Gupta: So the tax officer could say substantially this transaction is one as a result of combining both steps which happened through a single scheme that the net result of this is that some form of buyback has happened. Therefore, some form of buyback of taxation should arise. I don't know. I am not sort of going into that question.


Doshi: Is this unfair to minority shareholders; that is all I am asking.


Gupta: Minority shareholders will be given the opportunity to cast their votes on this matter. There are certain advantages to minority shareholders…(Interrupted)


Doshi: If you were a minority shareholder, how would you view this Rs 3,500 crore in cash that is going to the parent? Would you view it as unfair?


Gupta: What I would need to do is I would need to analyse…(Interrupted)


Doshi: You are sitting on the fence. If you were a minority shareholder, would you look at this 9.7 percent repurchase suspiciously?


Kothari: Yes because I have not yet been able to understand the reason for the initial 24 percent purchase.

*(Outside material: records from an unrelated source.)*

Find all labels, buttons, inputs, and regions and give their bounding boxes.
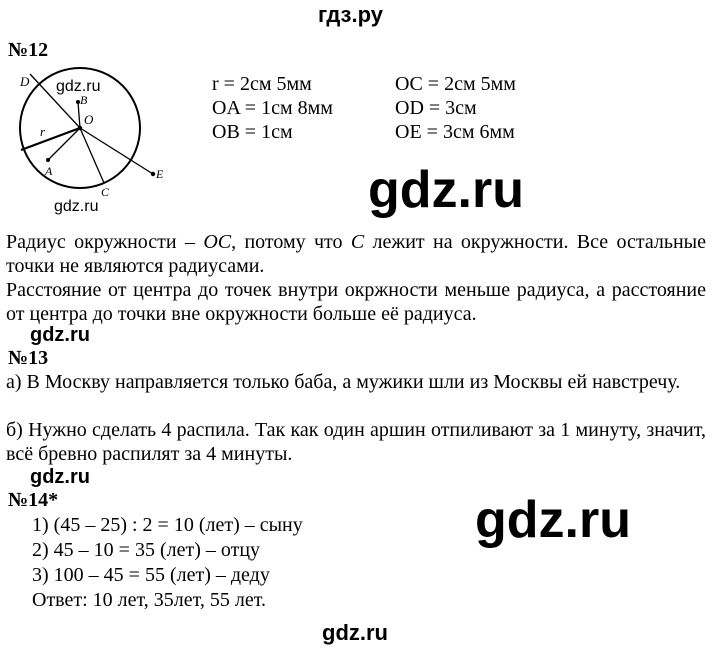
label-d: D [20,74,30,89]
point-a [46,158,50,162]
label-c: C [101,185,110,199]
watermark-big-1: gdz.ru [368,161,524,219]
given-oc: OC = 2см 5мм [395,73,516,95]
label-o: O [84,112,94,127]
task-13-number: №13 [8,347,49,369]
given-ob: OB = 1см [212,121,293,143]
watermark-small-2: gdz.ru [54,198,99,215]
watermark-small-3: gdz.ru [30,324,90,346]
label-b: B [80,93,88,107]
task-14-answer: Ответ: 10 лет, 35лет, 55 лет. [32,589,266,611]
point-e [151,172,155,176]
watermark-small-4: gdz.ru [30,466,90,488]
given-od: OD = 3см [395,97,477,119]
task-14-line-1: 1) (45 – 25) : 2 = 10 (лет) – сыну [32,514,303,536]
watermark-big-2: gdz.ru [475,491,631,549]
point-o [78,126,82,130]
label-e: E [156,167,164,181]
task-13-answer-a: а) В Москву направляется только баба, а мужики шли из Москвы ей навстречу. [6,371,681,393]
segment-r [21,128,80,150]
given-oa: OA = 1см 8мм [212,97,333,119]
task-14-line-2: 2) 45 – 10 = 35 (лет) – отцу [32,539,261,561]
task-13-answer-b: б) Нужно сделать 4 распила. Так как один аршин отпиливают за 1 минуту, значит, всё бревно распилят за 4 минуты. [6,419,706,465]
task-12-number: №12 [8,39,49,61]
label-r: r [40,124,46,139]
segment-oe [80,128,153,174]
given-oe: OE = 3см 6мм [395,121,515,143]
watermark-footer: gdz.ru [322,620,388,645]
task-12-paragraph-1: Радиус окружности – OC, потому что C лежит на окружности. Все остальные точки не являются радиусами. [6,231,706,277]
given-r: r = 2см 5мм [212,73,312,95]
task-12-paragraph-2: Расстояние от центра до точек внутри окржности меньше радиуса, а расстояние от центра до точки вне окружности больше её радиуса. [6,279,706,325]
watermark-small-1: gdz.ru [56,78,101,95]
label-a: A [45,164,53,178]
task-14-line-3: 3) 100 – 45 = 55 (лет) – деду [32,564,270,586]
site-header: гдз.ру [318,2,383,27]
task-14-number: №14* [8,489,59,511]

Doshi: So why is there a cash outgo? Why not merge all of Holcim India into Ambuja using stock?


Kothari: Yes.


Gupta: I have a more fundamental issue with the scheme though, which issue is not so much from the perspective of an Ambuja minority shareholder but which is more from the perspective of ACC shareholder. I think I can still get my arms around the fact that cash is being paid preferentially to my parent company and I would see whether it is fair value, whether ACC is good value etc.  The most fundamental problem that I have as an ACC shareholder is up until now, Holcim was a company, which had 50 percent shareholding in Ambuja and 50 percent shareholding in ACC-  both of which are cement assets. Now you are creating a structure where Holcim has 60 percent shareholding in Ambuja and an effective 30 percent in ACC. India is a growing economy, there will be a lot of growth in expansion in the core sectors not withstanding what the cement sector is going through today. So does the fact that now I have differential shareholdings in two companies and the balance is public in both companies, does that cause the Holcim management, which will be the management taking all the calls in terms of expansion, their decision-making to be conflicted or change in any way. That is a fundamental question that I will be asking as an ACC shareholder.


Doshi: Comment here, not necessarily just to comment on what Vivek Gupta is raising because what he is saying about ACC shareholders is fair but do you see minority shareholders voting in favor of this? I know it is an unfair question to ask but I am still saying from a perception point of view? All Ambuja shareholders benefit from Ambuja's acquisition of ACC; the parent benefits a little more by getting to take home roughly Rs 3,500 crore of which about Rs 3,000 crore could be apportioned towards that 9.7 percent stake. So the parent benefits little more than all other shareholders.


Kothari: So basically the minority shareholders will have to consider whether the synergies are good or whether they have lost out on some dividend from Rs 3,500 crore, which was a cash lying in the company. That is something which they will have to analyze, come to a conclusion and vote.


Doshi: I suppose that is what it will come down to, are the synergies worth this restructuring and the loss of cash for Ambuja? It will be interesting to see how minority shareholders vote on this scheme; that is in the several weeks to come.